Well-meaning denizens of this “other America” are helpless. They are afraid to report crime, as being a snitch can be an immediate death sentence. In 2002, Angela Dawson, an East Baltimore mother, reported crime in her neighborhood to local police. Her house was subsequently firebombed. Angela, her husband Carnell, and all five of their children died. Investigators learned that the crime was committed by neighbor Darrell Brooks, who admitted that the attack was in retaliation for Angela’s pleads to law enforcement.
The lethality of these neighborhoods, of the “other America”, is so high, that one in every three people shot in Baltimore, Washington DC, and New Orleans die. From its analysis of crime and shooting statistics, The Baltimore Sun concluded that guns with higher calibers and larger magazines are becoming more popular. More people are dying of gunshots to the head.

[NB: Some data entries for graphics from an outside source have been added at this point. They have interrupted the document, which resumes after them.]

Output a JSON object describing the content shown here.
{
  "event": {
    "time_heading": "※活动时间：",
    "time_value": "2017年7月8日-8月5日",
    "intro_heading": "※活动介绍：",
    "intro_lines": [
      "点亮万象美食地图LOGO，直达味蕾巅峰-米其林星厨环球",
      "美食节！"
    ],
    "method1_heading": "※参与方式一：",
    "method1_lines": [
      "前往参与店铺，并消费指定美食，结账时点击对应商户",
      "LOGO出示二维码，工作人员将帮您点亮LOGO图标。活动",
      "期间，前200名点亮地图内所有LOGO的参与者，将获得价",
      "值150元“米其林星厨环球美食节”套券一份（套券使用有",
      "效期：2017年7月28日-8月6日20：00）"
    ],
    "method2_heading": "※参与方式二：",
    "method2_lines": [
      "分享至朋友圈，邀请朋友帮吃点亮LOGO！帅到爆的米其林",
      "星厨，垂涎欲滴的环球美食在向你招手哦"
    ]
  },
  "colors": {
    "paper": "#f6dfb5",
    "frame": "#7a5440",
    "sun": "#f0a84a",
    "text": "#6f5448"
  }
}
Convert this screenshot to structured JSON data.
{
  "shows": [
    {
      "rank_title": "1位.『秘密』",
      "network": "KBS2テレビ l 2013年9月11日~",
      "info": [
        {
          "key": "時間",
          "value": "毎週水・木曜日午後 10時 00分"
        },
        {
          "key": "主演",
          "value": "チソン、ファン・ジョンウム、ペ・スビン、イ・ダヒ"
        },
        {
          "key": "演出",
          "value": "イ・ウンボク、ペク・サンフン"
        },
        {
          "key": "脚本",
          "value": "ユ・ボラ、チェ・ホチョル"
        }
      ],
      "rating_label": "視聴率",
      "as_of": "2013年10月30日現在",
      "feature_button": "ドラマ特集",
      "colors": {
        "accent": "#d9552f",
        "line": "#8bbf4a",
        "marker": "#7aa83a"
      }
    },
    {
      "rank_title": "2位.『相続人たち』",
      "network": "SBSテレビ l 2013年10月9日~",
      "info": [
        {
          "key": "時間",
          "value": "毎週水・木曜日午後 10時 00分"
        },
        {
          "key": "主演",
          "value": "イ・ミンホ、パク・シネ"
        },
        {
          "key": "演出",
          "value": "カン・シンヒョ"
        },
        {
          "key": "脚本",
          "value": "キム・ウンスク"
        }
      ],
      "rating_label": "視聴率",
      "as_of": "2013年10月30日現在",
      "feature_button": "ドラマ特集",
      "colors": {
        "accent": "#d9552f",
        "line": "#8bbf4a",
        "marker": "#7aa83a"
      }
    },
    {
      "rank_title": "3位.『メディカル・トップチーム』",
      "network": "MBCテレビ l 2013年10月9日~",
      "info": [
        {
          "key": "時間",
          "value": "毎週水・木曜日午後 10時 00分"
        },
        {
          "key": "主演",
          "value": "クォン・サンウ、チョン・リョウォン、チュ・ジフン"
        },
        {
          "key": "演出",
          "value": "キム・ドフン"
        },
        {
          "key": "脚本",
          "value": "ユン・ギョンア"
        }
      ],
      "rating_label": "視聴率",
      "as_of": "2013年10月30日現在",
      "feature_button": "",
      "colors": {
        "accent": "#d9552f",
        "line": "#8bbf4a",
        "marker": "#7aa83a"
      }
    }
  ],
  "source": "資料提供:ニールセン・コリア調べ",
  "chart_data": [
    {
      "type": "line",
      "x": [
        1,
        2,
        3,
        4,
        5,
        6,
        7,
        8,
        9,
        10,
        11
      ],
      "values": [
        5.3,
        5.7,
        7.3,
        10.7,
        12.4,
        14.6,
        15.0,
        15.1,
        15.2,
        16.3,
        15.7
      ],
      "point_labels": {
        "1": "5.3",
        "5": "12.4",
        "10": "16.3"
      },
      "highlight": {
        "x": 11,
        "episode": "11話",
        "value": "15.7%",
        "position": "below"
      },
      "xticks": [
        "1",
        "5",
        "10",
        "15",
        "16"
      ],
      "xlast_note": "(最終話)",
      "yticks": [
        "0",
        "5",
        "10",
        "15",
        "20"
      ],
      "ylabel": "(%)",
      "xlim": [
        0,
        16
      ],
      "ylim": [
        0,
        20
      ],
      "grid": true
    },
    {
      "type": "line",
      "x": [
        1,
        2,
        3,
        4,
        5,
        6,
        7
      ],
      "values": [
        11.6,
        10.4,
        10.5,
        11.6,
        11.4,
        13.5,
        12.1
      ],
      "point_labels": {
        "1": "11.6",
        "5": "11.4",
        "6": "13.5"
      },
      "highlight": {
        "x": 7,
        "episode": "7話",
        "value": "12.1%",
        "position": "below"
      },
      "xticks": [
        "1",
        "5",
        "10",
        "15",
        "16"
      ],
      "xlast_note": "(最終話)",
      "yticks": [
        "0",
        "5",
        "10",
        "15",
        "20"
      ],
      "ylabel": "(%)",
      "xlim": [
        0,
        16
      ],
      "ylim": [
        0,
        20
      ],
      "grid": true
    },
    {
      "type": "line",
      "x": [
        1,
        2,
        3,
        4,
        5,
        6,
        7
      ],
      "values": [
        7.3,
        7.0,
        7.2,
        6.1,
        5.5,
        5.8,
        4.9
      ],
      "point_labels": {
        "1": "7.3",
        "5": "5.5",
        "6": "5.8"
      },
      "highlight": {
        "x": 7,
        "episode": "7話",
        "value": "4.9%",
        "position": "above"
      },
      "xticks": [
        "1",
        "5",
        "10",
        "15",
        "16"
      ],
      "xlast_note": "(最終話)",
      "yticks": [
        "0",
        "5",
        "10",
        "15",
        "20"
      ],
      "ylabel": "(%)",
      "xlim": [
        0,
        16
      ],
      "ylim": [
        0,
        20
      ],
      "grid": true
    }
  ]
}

It is a grim scene in those inner cities. The truly disgraceful thing, however, is how Blacks trapped in an impoverished culture of violence and drugs receive only a fraction of the media and public’s attention, if any at all.
I cannot provide a revival to the war torn neighborhoods of Baltimore, DC, Detroit, or anywhere. I cannot offer a solution to the issues that plague ignored Black communities, I can only draw attention to them. As a community that lives in the America that has its own economy, which rallies behind victims of unjust lethal force, we must look at our inner cities and acknowledge and fight for those like McKenzie Elliott, who died quietly in a forgotten America.